Richard Grenell, the Kennedy Center’s president, sent the letter after the musician, Chuck Redd, canceled the concert in protest of the site’s new name, the Trump-Kennedy Center.
Mr. Redd had hosted the show for nearly two decades. But he said he would not hold the concert after the members of the center’s board of trustees, handpicked by President Trump, voted last week to change the name.
Mr. Grenell, whom Mr. Trump appointed to lead the Kennedy Center as part of his second-term takeover of the institution, asserted that Mr. Redd had engaged in “sad bullying tactics employed by certain elements on the left.”
“Your decision to withdraw at the last moment — explicitly in response to the Center’s recent renaming, which honors President Trump’s extraordinary efforts to save this national treasure — is classic intolerance and very costly to a non-profit Arts institution,” Mr. Grenell wrote.
He added, “This is your official notice that we will seek $1 million in damages from you for this political stunt.”
The letter was sent Friday, according to the Kennedy Center, which provided a copy to The New York Times. The Associated Press previously reported on the letter.
Mr. Redd did not immediately reply to a request for comment Friday night.
Until this year, the Kennedy Center was governed by a bipartisan board, but Mr. Trump pushed out trustees who were appointed by Democrats.

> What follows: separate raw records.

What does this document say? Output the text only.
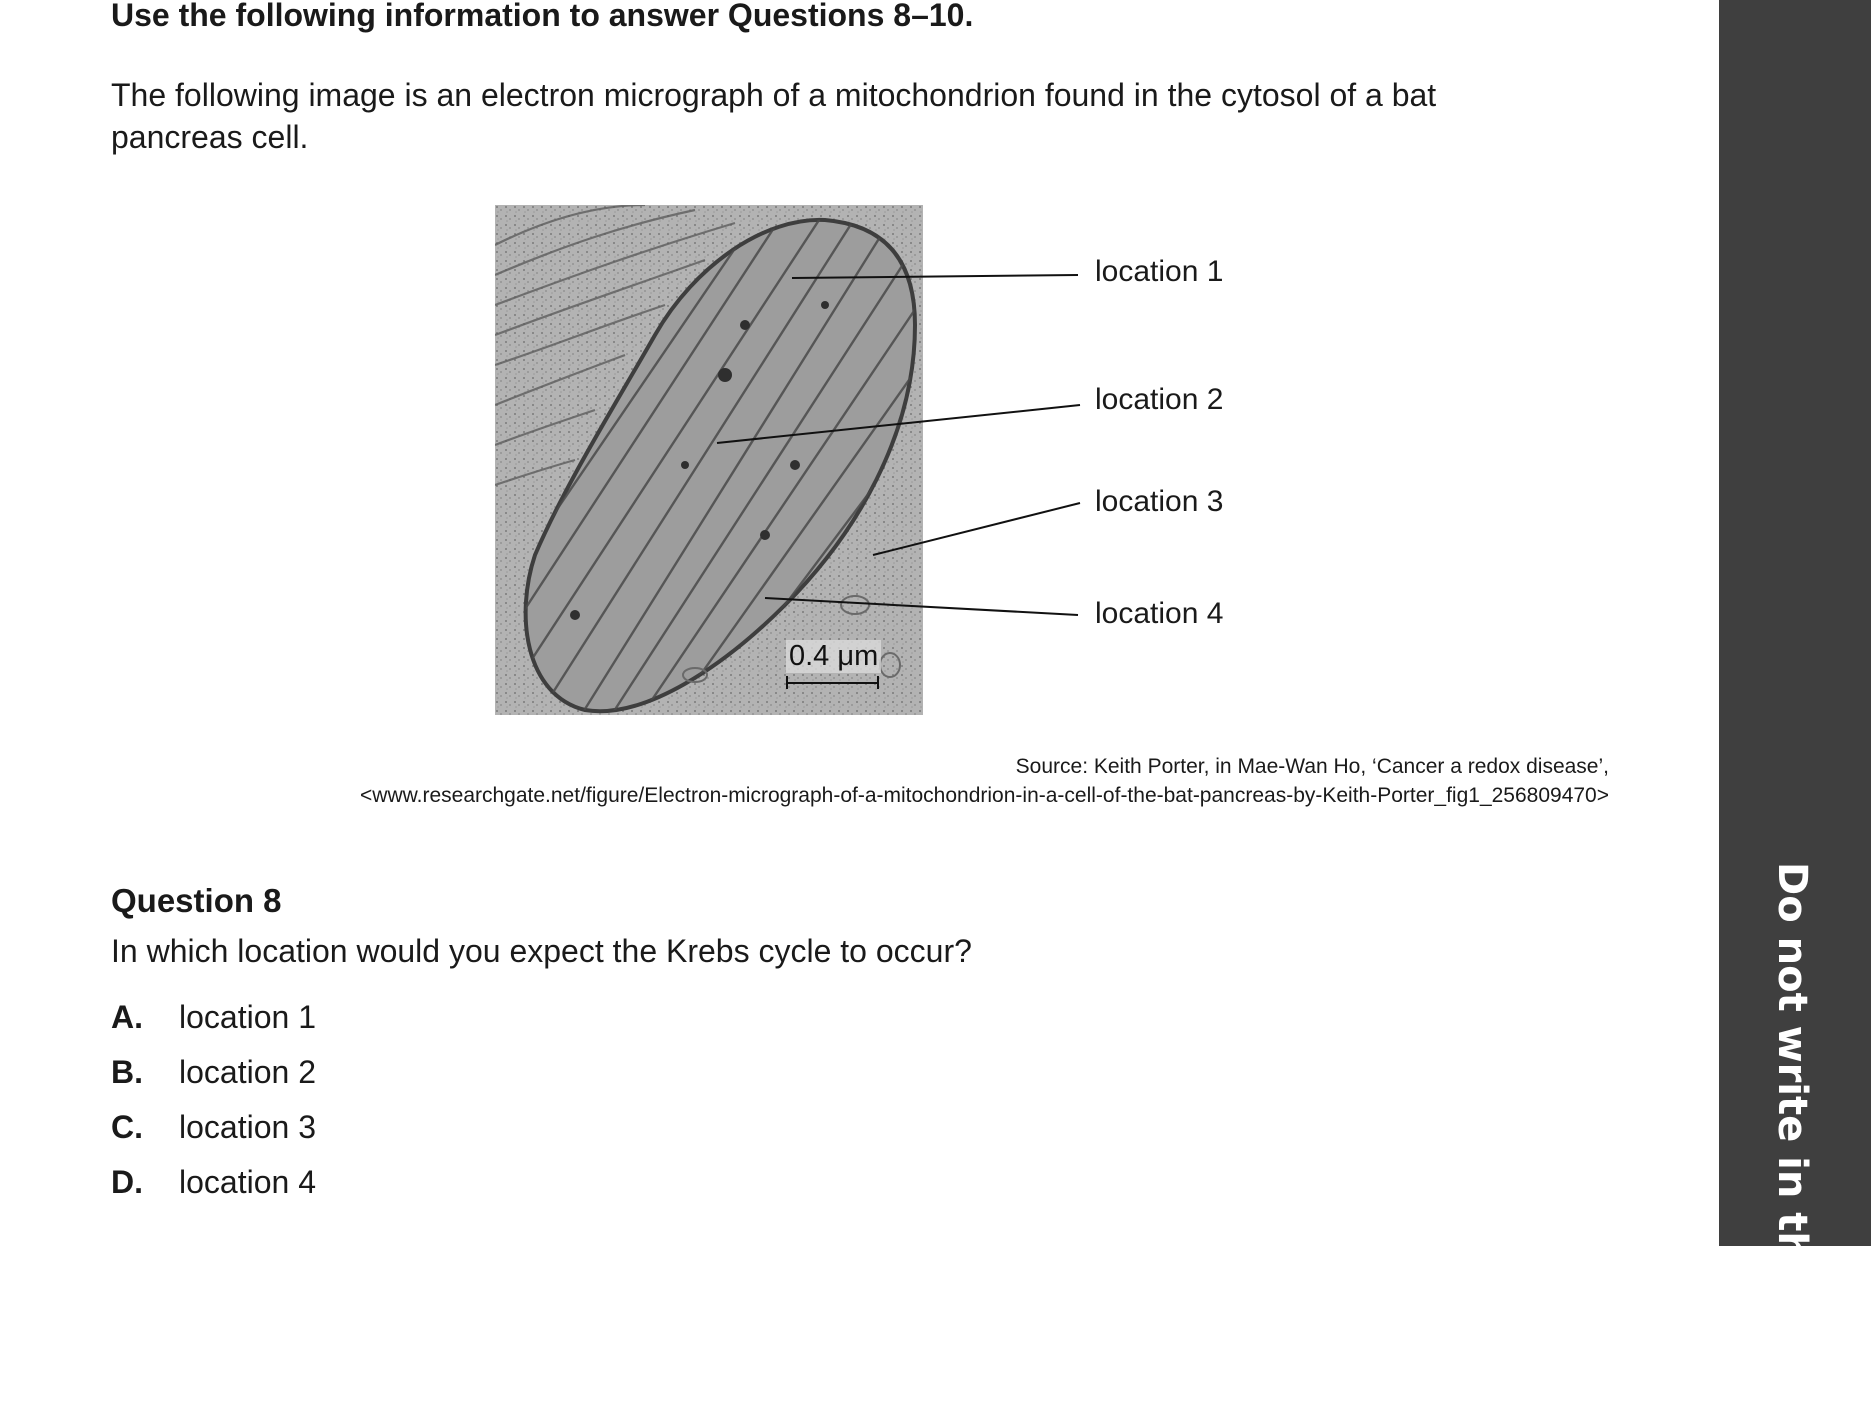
Use the following information to answer Questions 8–10.

The following image is an electron micrograph of a mitochondrion found in the cytosol of a bat pancreas cell.

0.4 μm
location 1
location 2
location 3
location 4
Source: Keith Porter, in Mae-Wan Ho, ‘Cancer a redox disease’,
<www.researchgate.net/figure/Electron-micrograph-of-a-mitochondrion-in-a-cell-of-the-bat-pancreas-by-Keith-Porter_fig1_256809470>

Question 8

In which location would you expect the Krebs cycle to occur?

A.	location 1
B.	location 2
C.	location 3
D.	location 4	Do not write in this area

In Mr. Trump’s first term, he broke with precedent and did not attend the Kennedy Center Honors, where some honorees criticized him. In his second term, he has taken the opposite approach: He hosted the honors himself this month.
And six days before Christmas, lettering was affixed to the facade of the building, leaving the following words, “THE DONALD J. TRUMP AND THE JOHN F. KENNEDY MEMORIAL CENTER FOR THE PERFORMING ARTS.”

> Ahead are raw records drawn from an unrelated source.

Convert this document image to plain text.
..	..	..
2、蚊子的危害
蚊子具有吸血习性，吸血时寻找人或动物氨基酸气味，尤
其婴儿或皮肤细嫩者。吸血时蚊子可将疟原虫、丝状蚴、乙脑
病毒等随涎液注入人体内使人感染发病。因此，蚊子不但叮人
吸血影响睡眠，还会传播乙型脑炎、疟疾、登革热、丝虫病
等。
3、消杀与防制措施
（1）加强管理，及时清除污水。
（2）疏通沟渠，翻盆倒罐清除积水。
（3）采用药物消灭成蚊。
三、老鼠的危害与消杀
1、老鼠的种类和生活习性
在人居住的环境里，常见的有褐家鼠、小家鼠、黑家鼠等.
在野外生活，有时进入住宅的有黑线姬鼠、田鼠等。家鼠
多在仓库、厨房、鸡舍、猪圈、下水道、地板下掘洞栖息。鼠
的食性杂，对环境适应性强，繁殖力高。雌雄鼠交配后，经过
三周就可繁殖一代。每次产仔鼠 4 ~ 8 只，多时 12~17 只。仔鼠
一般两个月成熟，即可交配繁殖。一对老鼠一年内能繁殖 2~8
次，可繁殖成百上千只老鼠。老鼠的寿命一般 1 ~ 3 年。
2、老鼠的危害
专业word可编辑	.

Mr. Trump, who had been calling for the center to be renamed for months, expressed surprise that his handpicked board had moved to change the name. “I was surprised by it,” he told reporters. “I was honored by it.”
The renaming prompted a lawsuit from Representative Joyce Beatty, Democrat of Ohio, asserting that an act of Congress is required to change the name.
In 1964, Congress designated the center as a memorial to President John F. Kennedy, who was assassinated a year earlier. It opened in 1971 with the premiere performance of Leonard Bernstein’s “Mass,” which was commissioned by Kennedy’s widow, Jacqueline Kennedy Onassis.